Honda HR-V Turbo V: Serving up a kick

By LEE PANG SENG | 1 December 2022

OUR stint with the latest Honda HR-V Turbo might not be over a longer distance against the HR-V e:HEV RS hybrid during the recent east coast drive but it still left us comparatively agog on the surge of turbo power every time we needed it.

Since we had our first taste of turbo power way back in 1980 (and in our very own two-door liftback 1.3 turbo), our fascination with the strong surge of forward momentum has remained to this very day.


More recently though, we were in the midst of upgrading vehicles late last year and were eyeing the new HR-V as a potential candidate.

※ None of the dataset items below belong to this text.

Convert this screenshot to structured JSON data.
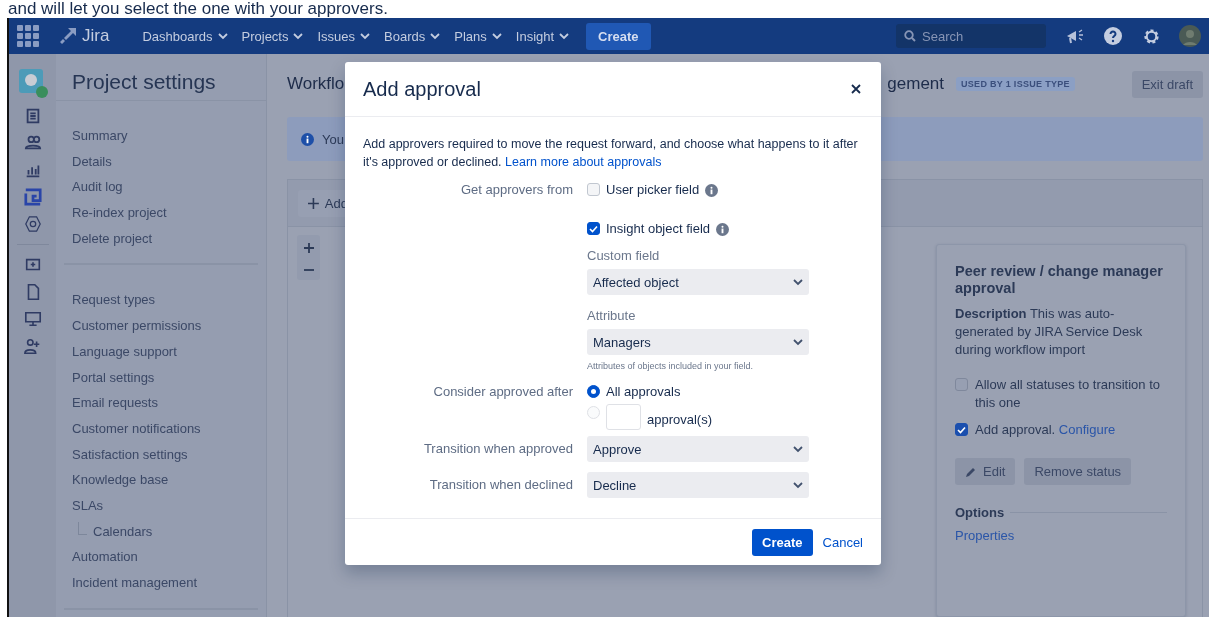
{
  "caption": "and will let you select the one with your approvers.",
  "nav": {
    "product": "Jira",
    "menus": [
      {
        "label": "Dashboards"
      },
      {
        "label": "Projects"
      },
      {
        "label": "Issues"
      },
      {
        "label": "Boards"
      },
      {
        "label": "Plans"
      },
      {
        "label": "Insight"
      }
    ],
    "create": "Create",
    "search": {
      "placeholder": "Search"
    }
  },
  "project_settings": {
    "title": "Project settings",
    "groups": [
      {
        "items": [
          {
            "label": "Summary"
          },
          {
            "label": "Details"
          },
          {
            "label": "Audit log"
          },
          {
            "label": "Re-index project"
          },
          {
            "label": "Delete project"
          }
        ]
      },
      {
        "items": [
          {
            "label": "Request types"
          },
          {
            "label": "Customer permissions"
          },
          {
            "label": "Language support"
          },
          {
            "label": "Portal settings"
          },
          {
            "label": "Email requests"
          },
          {
            "label": "Customer notifications"
          },
          {
            "label": "Satisfaction settings"
          },
          {
            "label": "Knowledge base"
          },
          {
            "label": "SLAs",
            "children": [
              {
                "label": "Calendars"
              }
            ]
          },
          {
            "label": "Automation"
          },
          {
            "label": "Incident management"
          }
        ]
      }
    ]
  },
  "workflow": {
    "title_start": "Workflo",
    "title_end": "gement",
    "badge": "USED BY 1 ISSUE TYPE",
    "exit_button": "Exit draft",
    "info_text": "You",
    "add_button": "Add"
  },
  "status_card": {
    "title": "Peer review / change manager approval",
    "description": "**Description** This was auto-generated by JIRA Service Desk during workflow import",
    "options": [
      {
        "label": "Allow all statuses to transition to this one",
        "checked": false
      },
      {
        "label": "Add approval.",
        "checked": true,
        "link": "Configure"
      }
    ],
    "buttons": [
      {
        "label": "Edit",
        "kind": "edit"
      },
      {
        "label": "Remove status",
        "kind": "plain"
      }
    ],
    "options_heading": "Options",
    "properties_link": "Properties"
  },
  "dialog": {
    "title": "Add approval",
    "intro": "Add approvers required to move the request forward, and choose what happens to it after it's approved or declined.",
    "intro_link": "Learn more about approvals",
    "approvers_label": "Get approvers from",
    "sources": [
      {
        "label": "User picker field",
        "checked": false
      },
      {
        "label": "Insight object field",
        "checked": true
      }
    ],
    "custom_field": {
      "label": "Custom field",
      "value": "Affected object"
    },
    "attribute": {
      "label": "Attribute",
      "value": "Managers",
      "help": "Attributes of objects included in your field."
    },
    "approved_after_label": "Consider approved after",
    "approved_after_options": [
      {
        "kind": "all",
        "label": "All approvals",
        "selected": true
      },
      {
        "kind": "count",
        "label": "approval(s)",
        "selected": false
      }
    ],
    "approved_transition": {
      "label": "Transition when approved",
      "value": "Approve"
    },
    "declined_transition": {
      "label": "Transition when declined",
      "value": "Decline"
    },
    "create_button": "Create",
    "cancel_link": "Cancel"
  }
}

But hints of the new model arrival, much less the model options, were not forthcoming (many car companies are wary of us media people, especially those looking for scoops, and being a potential customer made little difference) leaving us to settle for a rival brand, albeit a pre-owned one.

Needless to say, we were looking forward to driving the HR-V Turbo having already enjoyed this exciting Honda power in the Civic RS Turbo much earlier in the year.


We were somewhat disappointed to be given the HR-V hybrid as our first acquaintance for the drive but that only built up our anticipation when our turn came in the Kuantan-Kuala Dungun segment the following day.

The new HR-V Turbo models are the E and V variants in the four-model line-up, with the HR-V hybrid being the highest-spec RS version.

Thus, after being pampered in the HR-V hybrid, it was a bit of a downer to learn that the HR-V Turbo V variant wasn’t equally equipped with standard fittings.


It doesn’t mean the HR-V Turbo V is bereft of all the finer things in life; it was just that we were exposed to a much better equipped vehicle earlier.

The V model range used to be the top honcho before Honda Malaysia introduced the RS variant to take over as the top-spec model.

Externally, the HR-V Turbo V variant is about on par with the hybrid model in features except that it has red and clear lens for the rear LED (light emitting diode) Combi lights against a smoked and clear lens for the hybrid.


Another item missing is the hybrid’s Hands-free Power Tailgate with Walkaway Close convenience but the tailpipe chrome finishers add a sporty touch to the Turbo V.

Stepping inside, the two are again evenly matched for equipment though the Turbo V gets steering wheel paddle shifts while the hybrid gets a Deceleration Selector Paddle for the electric power recovery mode function.

However, the Turbo V has a Single Auto air-conditioning system against the hybrid’s Dual Auto function while the irony is that the latter gets Sport foot pedals but not the Turbo V.


Both models get the full audio bits and the entire suite of passive and active safety features that include six airbags, seatbelt reminders all round, Vehicle Stability Assist, Agile Handle Assist, Emergency Stop Sensing, Honda Sensing for a wide range of functions, among others.

It’s the power department that makes the HR-V Turbo V the more exciting one with the 1.5-litre turbocharged engine delivering 181PS and 240Nm of torque that is almost as good as the hybrid electric motor’s (253Nm).

In performance, Honda says the Turbo V scoots from 0 to 100kph in 8.8 seconds against the hybrid’s 10.7 and has a top speed of 200kph (170kph).


The trump card for the hybrid is of course the average fuel consumption that is rated at 4.1 L/100km while the Turbo V holds its own at 6.5 L/100km.

The driving best summed it all up with the Turbo V feeling like a ‘normal’ car during acceleration unlike the hybrid with the sharp-pitched engine whine that came on when required to charge the battery to power the electric motor.

And of course, there was that good surge of turbo power that we needed on open roads to overtake slower vehicles.


It didn’t feel any inferior to the Civic RS Turbo in standing or passing acceleration as both vehicles come with a similar engine system and this was despite the HR-V Turbo V being a heavier vehicle.

In road dynamics, the HR-V Turbo V was right at home for the tight corners and sweepers and we enjoyed driving it as much as the HR-V hybrid under such circumstances.


Both models come with Continental UltraContact 225/50 R18 tyres but the Turbo V has a spare tyre while the hybrid doesn’t because of the huge battery placement at the rear.

If we were given a choice, it would be the HR-V Turbo V for its exciting acceleration and cheaper price of RM134,800 on-the-road without insurance (RM6,000 cheaper than the hybrid).

That might explain why the HR-V Turbo V is the top seller as of end-September with 52% of the 7,000-plus vehicles sold against the hybrid’s 12%.